The Litchfield (Ill.) City Council failed Tuesday to approve an appropriation of $20,000 in motel-tax funds for the new Litchfield Museum & Route 66 Welcome Center, reported the Springfield State Journal-Register.
The council voted 4-4, and the mayor abstained from casting a tiebreaking vote, sinking the proposal. The museum would use the money for display cases and furnishings.
Mayor Tom Jones had somewhat incongruous things to say about the vote:
Jones said he abstained from voting because he has “no opinion one way or the other.”
“I’m not opposed to the museum at all,” he said, but organizers shouldn’t have started building before they lined up money to furnish the museum.
The museum originally requested $100,000, but reduced it to $20,000. Museum officials also presented the councilors a business plan.
Lonnie Bathurst, a local businessman who chairs the museum’s steering committee and helped develop the business plan, said the aldermen who voted against using money earmarked for tourism promotion to help the museum aren’t seeing the bigger picture.
Travelers along Route 66 spend millions of dollars each year in communities from Chicago to Southern California, Bathurst said.
“We happen to be lucky enough to be on there.
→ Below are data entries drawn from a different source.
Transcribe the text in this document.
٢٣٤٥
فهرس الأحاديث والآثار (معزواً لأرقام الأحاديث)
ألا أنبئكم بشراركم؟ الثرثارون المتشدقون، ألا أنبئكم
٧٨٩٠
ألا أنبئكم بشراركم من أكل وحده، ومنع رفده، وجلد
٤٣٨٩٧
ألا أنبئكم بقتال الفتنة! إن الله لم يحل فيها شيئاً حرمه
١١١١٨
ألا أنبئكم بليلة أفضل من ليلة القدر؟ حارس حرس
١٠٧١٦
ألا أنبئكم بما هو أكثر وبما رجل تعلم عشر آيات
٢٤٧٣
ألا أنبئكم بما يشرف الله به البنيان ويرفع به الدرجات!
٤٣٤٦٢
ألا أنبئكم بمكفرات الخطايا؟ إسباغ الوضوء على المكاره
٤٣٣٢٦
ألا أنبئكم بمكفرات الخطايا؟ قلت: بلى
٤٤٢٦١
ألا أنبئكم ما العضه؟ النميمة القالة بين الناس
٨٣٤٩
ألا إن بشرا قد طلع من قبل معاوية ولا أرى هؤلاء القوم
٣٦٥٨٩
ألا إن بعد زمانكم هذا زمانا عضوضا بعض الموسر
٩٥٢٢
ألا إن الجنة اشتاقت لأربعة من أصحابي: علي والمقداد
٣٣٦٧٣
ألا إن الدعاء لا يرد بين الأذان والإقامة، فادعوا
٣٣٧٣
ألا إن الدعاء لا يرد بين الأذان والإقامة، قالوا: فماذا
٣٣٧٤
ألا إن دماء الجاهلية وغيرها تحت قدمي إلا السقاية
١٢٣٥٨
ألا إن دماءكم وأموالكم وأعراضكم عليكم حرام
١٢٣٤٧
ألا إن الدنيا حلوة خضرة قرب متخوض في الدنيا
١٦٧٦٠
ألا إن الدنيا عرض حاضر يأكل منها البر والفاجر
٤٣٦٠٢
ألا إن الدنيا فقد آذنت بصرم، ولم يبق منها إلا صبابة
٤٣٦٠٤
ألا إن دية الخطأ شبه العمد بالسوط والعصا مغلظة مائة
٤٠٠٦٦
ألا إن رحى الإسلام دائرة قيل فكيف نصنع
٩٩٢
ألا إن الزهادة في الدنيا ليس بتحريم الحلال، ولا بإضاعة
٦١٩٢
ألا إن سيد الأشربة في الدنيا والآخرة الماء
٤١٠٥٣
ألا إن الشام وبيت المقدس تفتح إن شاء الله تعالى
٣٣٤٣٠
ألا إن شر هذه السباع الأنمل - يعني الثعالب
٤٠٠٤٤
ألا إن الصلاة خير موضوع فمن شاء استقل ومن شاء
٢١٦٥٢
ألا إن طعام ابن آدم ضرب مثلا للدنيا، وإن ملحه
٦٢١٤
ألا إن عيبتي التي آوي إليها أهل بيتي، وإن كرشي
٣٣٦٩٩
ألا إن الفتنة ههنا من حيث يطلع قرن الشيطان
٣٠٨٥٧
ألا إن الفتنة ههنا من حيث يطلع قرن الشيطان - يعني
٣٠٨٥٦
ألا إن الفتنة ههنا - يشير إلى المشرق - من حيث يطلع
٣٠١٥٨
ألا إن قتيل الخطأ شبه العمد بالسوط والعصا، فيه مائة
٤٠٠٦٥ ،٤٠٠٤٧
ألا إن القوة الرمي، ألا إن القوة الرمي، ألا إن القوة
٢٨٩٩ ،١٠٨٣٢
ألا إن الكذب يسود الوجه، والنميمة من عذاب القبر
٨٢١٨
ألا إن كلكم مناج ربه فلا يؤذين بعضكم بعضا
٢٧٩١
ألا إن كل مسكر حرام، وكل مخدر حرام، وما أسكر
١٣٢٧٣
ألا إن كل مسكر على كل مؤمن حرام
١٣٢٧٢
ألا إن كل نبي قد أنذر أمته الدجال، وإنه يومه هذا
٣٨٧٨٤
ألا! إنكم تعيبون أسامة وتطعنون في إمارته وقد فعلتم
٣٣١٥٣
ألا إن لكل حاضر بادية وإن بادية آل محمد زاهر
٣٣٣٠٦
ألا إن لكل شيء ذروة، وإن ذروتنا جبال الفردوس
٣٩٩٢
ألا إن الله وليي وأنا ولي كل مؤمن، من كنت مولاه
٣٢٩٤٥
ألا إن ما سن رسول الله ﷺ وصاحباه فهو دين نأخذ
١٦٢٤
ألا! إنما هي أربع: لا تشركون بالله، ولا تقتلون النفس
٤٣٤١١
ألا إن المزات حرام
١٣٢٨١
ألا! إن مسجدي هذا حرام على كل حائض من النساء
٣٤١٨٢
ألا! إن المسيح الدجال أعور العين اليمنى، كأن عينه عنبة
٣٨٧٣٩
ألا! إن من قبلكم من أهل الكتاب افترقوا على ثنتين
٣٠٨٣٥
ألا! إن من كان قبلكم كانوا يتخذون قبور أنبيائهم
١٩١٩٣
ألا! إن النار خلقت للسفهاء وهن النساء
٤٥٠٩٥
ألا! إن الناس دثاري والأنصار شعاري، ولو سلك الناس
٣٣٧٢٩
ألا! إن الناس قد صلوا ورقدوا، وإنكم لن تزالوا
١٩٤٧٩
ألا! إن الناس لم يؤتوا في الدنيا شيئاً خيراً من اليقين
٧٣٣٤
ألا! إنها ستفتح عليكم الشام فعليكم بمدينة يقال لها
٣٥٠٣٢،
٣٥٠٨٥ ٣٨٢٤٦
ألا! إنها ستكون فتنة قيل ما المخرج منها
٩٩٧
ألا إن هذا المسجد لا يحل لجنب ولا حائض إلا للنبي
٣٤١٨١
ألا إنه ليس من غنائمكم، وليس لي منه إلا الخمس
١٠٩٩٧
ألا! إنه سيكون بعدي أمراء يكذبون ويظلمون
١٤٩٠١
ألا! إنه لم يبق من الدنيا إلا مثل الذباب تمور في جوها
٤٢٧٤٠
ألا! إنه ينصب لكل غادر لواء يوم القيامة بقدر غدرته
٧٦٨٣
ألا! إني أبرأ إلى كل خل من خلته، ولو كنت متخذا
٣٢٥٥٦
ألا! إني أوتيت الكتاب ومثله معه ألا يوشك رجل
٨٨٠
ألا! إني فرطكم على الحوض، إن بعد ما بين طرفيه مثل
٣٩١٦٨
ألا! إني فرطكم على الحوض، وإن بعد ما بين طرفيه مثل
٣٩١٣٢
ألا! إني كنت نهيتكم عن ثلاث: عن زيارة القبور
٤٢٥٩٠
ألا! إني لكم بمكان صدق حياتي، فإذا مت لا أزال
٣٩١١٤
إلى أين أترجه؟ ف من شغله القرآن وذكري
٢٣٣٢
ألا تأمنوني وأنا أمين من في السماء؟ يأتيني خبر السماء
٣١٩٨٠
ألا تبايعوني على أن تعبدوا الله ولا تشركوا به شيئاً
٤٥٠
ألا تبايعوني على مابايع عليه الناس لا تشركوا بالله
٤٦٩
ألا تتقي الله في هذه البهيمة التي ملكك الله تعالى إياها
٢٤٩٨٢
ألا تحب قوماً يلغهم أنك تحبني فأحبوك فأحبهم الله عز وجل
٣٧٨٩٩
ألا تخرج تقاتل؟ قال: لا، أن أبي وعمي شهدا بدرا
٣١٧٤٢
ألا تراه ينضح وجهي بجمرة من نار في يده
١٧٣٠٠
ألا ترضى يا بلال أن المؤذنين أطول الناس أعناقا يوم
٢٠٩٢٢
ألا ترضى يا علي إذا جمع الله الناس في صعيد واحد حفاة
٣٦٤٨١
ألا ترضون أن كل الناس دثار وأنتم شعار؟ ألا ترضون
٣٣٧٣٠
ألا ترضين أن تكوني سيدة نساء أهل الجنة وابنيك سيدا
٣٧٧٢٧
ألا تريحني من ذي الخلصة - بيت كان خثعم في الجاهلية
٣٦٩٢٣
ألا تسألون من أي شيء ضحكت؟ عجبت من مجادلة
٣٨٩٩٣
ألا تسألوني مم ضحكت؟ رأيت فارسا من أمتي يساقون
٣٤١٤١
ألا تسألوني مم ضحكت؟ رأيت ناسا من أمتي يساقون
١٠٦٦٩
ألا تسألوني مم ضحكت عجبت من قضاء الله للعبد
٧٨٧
We’re just not capitalizing on it in the biggest way possible,” he said. “A museum of that size and cost and magnitude, in terms of its quality, would compare to maybe only half a dozen others along the whole length of the highway.”
While it’s possible for the museum to get off the ground without city support, Bathurst said, “it would be much easier to have the city behind it going forward.”
Bathurst indicated that museum officials may bring up another request for funding in the future, including 0.5 percent of the city’s 3 percent motel tax going to the museum.
The Journal-News reported that one councilor was concerned whether the city would be liable for the museum’s debts if revenues didn’t cover the loan. Another councilor questioned the museum getting motel-tax funds when other nonprofit ventures hadn’t requested them.
The museum is raising money in other ways, including selling commemorative bricks for its memorial garden. The museum, located across the street from the Ariston Cafe, is nearly finished with its construction.